Aumento do custo da saúde é caminho sem volta, alerta especialista
Para a professora Ligia Bahia, do Laboratório de Economia da Saúde da Universidade Federal do Rio de Janeiro (UFRJ), a tendência de aumento das despesas com saúde, incluindo medicamentos e planos de saúde acima da inflação em geral e, sobretudo, acima do crescimento econômico do país é algo que já se consolidou no Brasil, o que significa que as famílias terão de dedicar maior proporção dos orçamentos domésticos para os gastos assistenciais. Mas isso não quer dizer que a busca pelo preço mais justo ao consumidor – ou mesmo cidadão, sob o ponto de vista da saúde como um direito de todos – deve acabar.
A ANS montou por mais de uma vez grupos de trabalho com o objetivo de buscar a melhor metodologia para regular o mercado dos planos de saúde, sobretudo o modelo de reajuste dos contratos individuais e familiares, sobre os quais a Agência tem influência direta por lei. O último grupo de trabalho encerrou as reuniões em 2011 com uma proposta incompleta: indicou um modelo econômico baseado no Price Cap, que leva em consideração um índice de variação de custos que contempla: eventos imprevistos, um fator de produtividade e um fator de qualidade. Mas os integrantes do grupo de trabalho chegaram à conclusão de que seria necessário construir uma série histórica mais longa e robusta das informações contábeis das operadoras para que fosse possível reavaliar a evolução dos custos do setor.

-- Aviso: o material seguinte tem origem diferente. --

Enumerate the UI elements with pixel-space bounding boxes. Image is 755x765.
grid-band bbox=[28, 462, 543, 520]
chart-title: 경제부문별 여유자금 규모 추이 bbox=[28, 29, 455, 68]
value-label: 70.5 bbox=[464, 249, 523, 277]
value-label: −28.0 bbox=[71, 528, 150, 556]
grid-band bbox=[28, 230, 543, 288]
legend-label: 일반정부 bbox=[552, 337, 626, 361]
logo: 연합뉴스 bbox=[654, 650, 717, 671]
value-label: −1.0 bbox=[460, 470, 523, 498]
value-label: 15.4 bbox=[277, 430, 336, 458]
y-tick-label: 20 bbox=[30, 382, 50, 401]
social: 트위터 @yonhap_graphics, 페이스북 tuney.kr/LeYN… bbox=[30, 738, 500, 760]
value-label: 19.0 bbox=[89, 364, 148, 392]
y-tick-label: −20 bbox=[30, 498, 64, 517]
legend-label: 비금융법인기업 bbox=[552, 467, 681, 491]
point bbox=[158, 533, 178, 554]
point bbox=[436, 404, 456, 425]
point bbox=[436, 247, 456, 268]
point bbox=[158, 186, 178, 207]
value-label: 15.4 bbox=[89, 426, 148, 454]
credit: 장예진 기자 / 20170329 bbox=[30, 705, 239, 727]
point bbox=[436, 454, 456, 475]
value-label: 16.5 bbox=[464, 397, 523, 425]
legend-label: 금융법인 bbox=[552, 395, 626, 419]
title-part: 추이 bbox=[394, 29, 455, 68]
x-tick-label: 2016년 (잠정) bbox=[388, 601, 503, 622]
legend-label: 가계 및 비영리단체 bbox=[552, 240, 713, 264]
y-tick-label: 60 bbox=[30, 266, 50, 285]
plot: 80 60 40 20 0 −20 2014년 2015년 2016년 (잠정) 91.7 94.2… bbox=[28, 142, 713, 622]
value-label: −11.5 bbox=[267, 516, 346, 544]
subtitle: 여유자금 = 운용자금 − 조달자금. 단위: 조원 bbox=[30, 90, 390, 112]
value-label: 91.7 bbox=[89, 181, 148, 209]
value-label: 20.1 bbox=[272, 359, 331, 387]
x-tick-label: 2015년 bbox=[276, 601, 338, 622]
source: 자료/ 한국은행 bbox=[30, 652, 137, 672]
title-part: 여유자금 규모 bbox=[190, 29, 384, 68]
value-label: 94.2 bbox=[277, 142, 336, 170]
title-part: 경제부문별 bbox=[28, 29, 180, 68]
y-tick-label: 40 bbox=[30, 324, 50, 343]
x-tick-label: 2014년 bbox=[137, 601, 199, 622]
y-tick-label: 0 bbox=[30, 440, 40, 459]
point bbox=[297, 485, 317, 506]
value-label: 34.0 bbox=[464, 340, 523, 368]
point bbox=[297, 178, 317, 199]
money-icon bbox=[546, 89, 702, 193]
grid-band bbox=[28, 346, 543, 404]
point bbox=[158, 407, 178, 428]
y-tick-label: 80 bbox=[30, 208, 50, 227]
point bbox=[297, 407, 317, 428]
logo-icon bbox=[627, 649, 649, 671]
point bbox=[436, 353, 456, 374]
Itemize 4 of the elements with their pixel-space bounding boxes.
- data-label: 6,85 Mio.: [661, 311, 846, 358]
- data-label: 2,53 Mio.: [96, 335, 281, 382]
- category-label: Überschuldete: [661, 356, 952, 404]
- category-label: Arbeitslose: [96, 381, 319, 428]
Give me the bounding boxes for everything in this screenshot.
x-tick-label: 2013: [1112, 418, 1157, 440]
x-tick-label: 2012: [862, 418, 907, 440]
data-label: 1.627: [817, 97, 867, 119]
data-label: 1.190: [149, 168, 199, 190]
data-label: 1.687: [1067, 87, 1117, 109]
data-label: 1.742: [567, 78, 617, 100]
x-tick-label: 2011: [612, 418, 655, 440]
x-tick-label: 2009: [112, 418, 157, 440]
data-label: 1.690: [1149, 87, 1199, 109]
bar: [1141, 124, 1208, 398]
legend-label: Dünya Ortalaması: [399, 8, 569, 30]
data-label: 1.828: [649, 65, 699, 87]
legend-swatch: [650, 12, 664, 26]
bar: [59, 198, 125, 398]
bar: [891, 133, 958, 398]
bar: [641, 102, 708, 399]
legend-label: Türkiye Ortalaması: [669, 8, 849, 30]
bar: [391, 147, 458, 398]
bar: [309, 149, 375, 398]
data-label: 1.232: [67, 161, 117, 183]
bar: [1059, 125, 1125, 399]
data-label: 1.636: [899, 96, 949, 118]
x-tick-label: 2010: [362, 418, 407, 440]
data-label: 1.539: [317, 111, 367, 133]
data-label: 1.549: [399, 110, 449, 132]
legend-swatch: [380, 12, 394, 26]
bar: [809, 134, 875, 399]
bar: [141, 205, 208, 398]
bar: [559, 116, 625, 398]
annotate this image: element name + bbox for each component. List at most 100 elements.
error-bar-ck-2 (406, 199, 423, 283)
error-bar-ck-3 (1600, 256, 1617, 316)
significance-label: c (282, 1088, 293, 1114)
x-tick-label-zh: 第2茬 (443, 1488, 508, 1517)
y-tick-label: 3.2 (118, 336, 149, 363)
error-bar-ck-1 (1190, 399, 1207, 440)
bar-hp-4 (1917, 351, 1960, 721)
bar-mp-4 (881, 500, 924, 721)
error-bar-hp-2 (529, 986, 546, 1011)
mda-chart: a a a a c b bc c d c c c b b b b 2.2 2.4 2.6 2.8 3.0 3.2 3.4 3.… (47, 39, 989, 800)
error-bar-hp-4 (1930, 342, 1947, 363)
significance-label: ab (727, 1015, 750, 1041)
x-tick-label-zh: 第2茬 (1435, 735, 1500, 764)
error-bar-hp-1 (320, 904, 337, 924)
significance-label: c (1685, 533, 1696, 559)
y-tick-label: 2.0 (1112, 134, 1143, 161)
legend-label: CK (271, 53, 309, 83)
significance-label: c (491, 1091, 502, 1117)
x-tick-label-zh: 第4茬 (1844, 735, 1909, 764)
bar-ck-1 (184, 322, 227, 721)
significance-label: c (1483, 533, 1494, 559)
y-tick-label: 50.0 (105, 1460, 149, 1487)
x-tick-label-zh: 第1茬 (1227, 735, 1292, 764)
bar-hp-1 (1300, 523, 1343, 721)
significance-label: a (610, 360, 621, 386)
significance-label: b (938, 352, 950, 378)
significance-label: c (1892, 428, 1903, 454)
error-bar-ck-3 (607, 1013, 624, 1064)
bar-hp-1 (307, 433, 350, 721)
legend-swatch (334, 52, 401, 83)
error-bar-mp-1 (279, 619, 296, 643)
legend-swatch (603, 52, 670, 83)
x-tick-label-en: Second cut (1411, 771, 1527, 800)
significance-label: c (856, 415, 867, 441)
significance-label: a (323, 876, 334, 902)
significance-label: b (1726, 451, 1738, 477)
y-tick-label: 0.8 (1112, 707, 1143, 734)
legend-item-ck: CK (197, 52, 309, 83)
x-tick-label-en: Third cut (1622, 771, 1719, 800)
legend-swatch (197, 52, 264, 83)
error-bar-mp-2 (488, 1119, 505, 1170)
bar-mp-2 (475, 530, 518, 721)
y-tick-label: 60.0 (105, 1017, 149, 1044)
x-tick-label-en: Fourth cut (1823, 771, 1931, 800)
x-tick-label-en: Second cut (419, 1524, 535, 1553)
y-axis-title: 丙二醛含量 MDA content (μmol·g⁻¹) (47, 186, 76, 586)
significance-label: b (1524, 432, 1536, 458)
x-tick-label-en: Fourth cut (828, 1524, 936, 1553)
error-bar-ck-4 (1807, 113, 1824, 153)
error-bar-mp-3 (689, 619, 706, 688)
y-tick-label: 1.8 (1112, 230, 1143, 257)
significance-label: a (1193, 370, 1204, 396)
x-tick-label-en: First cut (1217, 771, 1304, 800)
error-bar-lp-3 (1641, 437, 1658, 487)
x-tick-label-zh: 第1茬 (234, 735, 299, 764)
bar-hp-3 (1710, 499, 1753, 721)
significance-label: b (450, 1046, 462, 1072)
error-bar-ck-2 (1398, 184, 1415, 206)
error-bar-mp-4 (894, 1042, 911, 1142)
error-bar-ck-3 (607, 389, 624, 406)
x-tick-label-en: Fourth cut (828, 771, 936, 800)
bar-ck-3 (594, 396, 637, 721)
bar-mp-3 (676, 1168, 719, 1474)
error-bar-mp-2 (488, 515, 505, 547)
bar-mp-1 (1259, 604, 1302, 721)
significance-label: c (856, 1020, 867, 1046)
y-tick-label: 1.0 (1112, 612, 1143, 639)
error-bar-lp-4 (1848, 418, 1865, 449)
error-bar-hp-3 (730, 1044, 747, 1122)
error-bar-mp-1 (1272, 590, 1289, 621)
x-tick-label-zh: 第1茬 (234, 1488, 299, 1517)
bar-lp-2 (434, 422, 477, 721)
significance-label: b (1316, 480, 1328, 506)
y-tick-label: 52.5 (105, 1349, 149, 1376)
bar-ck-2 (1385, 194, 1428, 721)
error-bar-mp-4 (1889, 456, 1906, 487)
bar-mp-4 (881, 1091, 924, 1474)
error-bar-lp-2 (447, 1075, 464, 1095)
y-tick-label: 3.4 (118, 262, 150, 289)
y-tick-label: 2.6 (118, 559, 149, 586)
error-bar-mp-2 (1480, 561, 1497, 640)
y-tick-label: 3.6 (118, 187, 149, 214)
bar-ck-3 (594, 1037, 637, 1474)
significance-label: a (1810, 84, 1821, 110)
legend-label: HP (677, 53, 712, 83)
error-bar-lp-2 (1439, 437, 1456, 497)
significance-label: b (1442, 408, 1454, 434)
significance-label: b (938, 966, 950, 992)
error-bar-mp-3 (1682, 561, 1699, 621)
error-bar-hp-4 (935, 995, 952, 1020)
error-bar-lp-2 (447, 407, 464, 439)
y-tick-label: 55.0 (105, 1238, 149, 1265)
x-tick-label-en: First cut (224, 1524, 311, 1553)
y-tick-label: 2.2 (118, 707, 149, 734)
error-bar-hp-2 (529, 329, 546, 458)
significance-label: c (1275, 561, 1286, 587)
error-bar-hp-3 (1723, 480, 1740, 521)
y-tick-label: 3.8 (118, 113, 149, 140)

Com isso, a metodologia– baseada na média ponderada das correções dos planos coletivos, negociados entre clientes e operadoras sem interferência direta da ANS, entre outros itens – continua a mesma desde 2001 e não dá conta de acompanhar o poder aquisitivo dos mais de 10 milhões de usuários que possuem contratos individuais ou familiares no país.
Para Ligia, não se trata apenas de escolher uma técnica de cálculo, e sim de conhecer e dar conhecimento, transparência, ao público sobre os reais gastos com saúde. “Do jeito que está quem oferta os serviços se sente lesado porque os valores pagos pelas empresas de planos são inadequados e os pacientes se julgam lesados, inclusive porque cada vez mais são instados a pagar por fora complementado de alguma forma médicos e materiais cirúrgicos.”